PARIS — Francois Hollande was elected France’s first Socialist president in nearly two decades on Sunday, dealing a humiliating defeat to incumbent Nicolas Sarkozy and vowing change in Europe.
The result will have major implications for Europe as it struggles to emerge from a financial crisis and for France, the eurozone’s second-largest economy and a nuclear-armed permanent member of the U.N. Security Council.
With only votes from abroad left to count, Hollande had won with 51.67% of the vote to 48.33% for Sarkozy, becoming France’s first Socialist president since Francois Mitterrand left office in 1995.
Greeted after his win by a huge throng of supporters in Paris’s iconic Place de la Bastille, Hollande hailed his victory as part of a movement rising in Europe against fiscal austerity.
“You are much more than a people who want change. You are already a movement that is rising across all of Europe and maybe the world,” he told the cheering masses.
He has wasted no time in pushing his agenda.
He told a crowd in his hometown of Tulle that “France chose change,” warning fellow European leaders he would move ahead with his vow to refocus EU fiscal efforts on growth.
“This is the mission that is now mine: to give the European project a dimension of growth, employment, prosperity—in short, a future,” he said.
“This is what I will say as soon as possible to our European partners and first of all to Germany… We are not just any country on the planet, just any nation in the world, we are France.”
Sarkozy conceded defeat and indicated that he intends to step back from frontline politics.
“The French people have made their choice… Francois Hollande is president of France and he must be respected,” the outgoing leader told an emotional crowd of supporters. “In this new era, I will remain one of you, but my place will no longer be the same. My engagement with the life of my country will now be different.”
Sarkozy stopped short of confirming his retirement, but leaders in his right-wing UMP party told AFP he had told them he would not lead them into June parliamentary elections.
Hollande and his team urged supporters to give the Socialists a strong mandate in the two-round parliamentary vote on June 10 and 17.
“There is still much to do in the months to come, first of all to give a majority to the president,” Hollande told the crowd in Paris.
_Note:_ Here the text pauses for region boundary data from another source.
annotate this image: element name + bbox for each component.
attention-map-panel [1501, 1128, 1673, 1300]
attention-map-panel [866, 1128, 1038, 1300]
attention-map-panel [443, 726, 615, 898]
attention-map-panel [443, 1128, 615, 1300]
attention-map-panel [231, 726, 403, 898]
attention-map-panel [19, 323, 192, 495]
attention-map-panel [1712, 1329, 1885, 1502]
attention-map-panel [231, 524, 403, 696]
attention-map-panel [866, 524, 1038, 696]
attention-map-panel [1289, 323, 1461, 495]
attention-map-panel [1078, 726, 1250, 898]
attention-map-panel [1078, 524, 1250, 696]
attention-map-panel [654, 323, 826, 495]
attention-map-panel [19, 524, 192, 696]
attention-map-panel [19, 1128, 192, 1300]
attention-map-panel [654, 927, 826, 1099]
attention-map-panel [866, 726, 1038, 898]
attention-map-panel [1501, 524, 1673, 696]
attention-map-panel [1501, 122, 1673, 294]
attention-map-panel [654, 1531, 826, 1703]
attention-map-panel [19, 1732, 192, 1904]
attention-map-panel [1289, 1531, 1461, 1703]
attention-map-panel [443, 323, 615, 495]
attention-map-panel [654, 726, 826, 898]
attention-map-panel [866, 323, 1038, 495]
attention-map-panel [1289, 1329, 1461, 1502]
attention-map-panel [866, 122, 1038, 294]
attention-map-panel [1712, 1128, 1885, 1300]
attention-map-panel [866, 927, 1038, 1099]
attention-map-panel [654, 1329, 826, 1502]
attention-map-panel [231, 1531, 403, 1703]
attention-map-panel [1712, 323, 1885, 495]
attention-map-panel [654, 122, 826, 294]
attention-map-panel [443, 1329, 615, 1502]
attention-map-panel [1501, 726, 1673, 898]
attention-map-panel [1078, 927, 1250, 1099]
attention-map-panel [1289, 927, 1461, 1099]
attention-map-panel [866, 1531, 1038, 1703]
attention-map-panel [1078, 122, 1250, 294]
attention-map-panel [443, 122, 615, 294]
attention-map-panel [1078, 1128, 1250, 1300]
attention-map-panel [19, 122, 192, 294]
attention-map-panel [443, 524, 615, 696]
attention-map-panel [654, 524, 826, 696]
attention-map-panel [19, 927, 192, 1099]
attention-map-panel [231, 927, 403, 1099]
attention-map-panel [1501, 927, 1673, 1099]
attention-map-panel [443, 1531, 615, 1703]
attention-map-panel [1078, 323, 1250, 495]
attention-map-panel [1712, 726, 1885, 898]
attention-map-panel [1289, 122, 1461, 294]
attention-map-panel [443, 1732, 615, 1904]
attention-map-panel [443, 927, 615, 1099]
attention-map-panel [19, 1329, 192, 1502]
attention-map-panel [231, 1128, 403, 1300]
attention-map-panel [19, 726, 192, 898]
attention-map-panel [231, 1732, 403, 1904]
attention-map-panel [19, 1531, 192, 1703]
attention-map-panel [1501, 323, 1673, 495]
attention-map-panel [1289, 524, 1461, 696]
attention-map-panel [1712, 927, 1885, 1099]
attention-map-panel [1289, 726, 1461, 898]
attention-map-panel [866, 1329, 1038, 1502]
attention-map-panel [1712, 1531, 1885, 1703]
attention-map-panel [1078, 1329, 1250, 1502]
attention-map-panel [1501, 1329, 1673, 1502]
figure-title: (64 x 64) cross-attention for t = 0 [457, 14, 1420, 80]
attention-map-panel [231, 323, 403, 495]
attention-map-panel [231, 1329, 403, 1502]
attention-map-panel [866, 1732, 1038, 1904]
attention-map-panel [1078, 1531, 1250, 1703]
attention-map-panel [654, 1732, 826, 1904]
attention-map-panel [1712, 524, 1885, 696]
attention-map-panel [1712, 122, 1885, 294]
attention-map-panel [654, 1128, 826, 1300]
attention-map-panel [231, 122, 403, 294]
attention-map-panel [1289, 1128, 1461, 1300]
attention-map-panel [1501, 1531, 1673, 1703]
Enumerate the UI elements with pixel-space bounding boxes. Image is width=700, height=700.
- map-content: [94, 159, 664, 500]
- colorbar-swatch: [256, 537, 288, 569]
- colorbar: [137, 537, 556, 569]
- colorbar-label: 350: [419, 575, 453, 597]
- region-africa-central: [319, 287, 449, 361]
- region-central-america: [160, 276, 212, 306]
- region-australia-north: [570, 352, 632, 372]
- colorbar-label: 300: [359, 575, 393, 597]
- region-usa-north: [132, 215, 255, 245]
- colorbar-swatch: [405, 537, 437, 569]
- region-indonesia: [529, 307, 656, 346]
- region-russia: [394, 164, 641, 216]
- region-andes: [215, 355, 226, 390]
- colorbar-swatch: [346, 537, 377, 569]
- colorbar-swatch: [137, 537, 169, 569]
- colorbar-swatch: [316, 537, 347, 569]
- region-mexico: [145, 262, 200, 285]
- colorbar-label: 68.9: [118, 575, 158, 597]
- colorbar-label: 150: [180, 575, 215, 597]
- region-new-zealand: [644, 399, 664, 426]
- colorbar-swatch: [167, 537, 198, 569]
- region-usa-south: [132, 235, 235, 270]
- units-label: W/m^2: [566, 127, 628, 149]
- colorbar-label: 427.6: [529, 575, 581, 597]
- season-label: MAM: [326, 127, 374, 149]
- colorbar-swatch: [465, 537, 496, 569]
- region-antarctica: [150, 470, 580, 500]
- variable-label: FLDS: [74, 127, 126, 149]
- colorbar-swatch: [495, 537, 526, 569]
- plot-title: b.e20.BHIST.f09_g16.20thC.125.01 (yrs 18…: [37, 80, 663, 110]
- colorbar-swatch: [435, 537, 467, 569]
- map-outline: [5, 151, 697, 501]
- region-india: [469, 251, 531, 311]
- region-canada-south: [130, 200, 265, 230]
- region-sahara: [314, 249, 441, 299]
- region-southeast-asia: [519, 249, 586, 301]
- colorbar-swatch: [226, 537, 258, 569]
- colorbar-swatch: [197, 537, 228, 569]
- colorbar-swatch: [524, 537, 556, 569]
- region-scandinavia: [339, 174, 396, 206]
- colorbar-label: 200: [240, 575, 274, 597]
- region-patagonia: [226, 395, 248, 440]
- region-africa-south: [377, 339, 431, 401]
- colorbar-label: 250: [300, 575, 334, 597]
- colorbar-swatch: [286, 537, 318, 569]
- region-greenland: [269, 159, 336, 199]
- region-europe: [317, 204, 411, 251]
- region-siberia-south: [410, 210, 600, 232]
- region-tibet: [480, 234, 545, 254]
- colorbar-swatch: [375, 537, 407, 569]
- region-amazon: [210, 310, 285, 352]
Two polls released Sunday showed the Socialists and Sarkozy’s right-wing UMP party neck-and-neck ahead of the vote, with 31% planning to vote Socialist and 30% for the UMP.
Hollande led in opinion polls throughout the campaign and won the April 22 first round with 28.6% to Sarkozy’s 27.2%—making the right-winger the first-ever incumbent to be trailing in the first round.
Gray skies and rain showers greeted voters across much of France, but turnout was high. The latest interior ministry figures said 81.03% of the 46 million eligible voters had turned out.
The election was marked by fears over European Union-imposed austerity and globalization, and Hollande has said his first foreign meeting will be with German Chancellor Angela Merkel—the key driver of EU budget policy.
The 57-year-old Socialist has vowed to renegotiate the hard-fought fiscal austerity pact signed by EU leaders in March to make it focus more on growth.
Hollande appeared to be winning over European leaders quickly on Sunday, with some capitals already echoing his call for growth measures.
Germany reached out, with Merkel inviting Hollande to Berlin and her foreign minister vowing to work with Paris on a growth pact.
“The chancellor invited the French president-elect Hollande to come to Berlin as soon as possible after his inauguration,” Merkel’s spokesman Steffen Seibert said after a phone call between the pair.
“We will work together on a growth pact,” Foreign Minister Guido Westerwelle told reporters in Berlin. “I am confident the Franco-German friendship will be further deepened.”
On the domestic front, Hollande has said he will move quickly to implement his traditionally Socialist tax-and-spend program, which includes boosting taxes on the rich, increased state spending and hiring 60,000 teachers.
Sarkozy fought a fierce campaign, saying a victory for Hollande would spark market panic and financial chaos. He called him a “liar” and “slanderer” in the final days of the race.
But he failed to overcome deep-rooted anger at meager economic growth and increasing joblessness, and disappointment after he failed to live up to the promises of his 2007 election.
Sarkozy, 57, was also deeply unpopular on a personal level, with many voters turned off by his flashy “bling bling” lifestyle—exemplified by his marriage to former supermodel Carla Bruni—and aggressive behavior.
The first round of the election last month saw a record 18% score for Marine Le Pen of the far-right, anti-immigrant and anti-Europe National Front.
Sarkozy turned increasingly to the right ahead of the run-off, vowing to restrict immigration and “defend French values.” But Le Pen refused to call on her supporters to back him and she cast a blank ballot.
Hollande is expected to be sworn in by May 15.
After seeing Merkel he will set off for a series of international meetings, including a G8 summit in the US on May 18-19 and NATO gathering in Chicago on May 20-21.
In a telephone call, U.S. President Barack Obama invited Hollande for talks before the G8 summit, expressing hope the pair would work “closely,” White House spokesman Jay Carney said.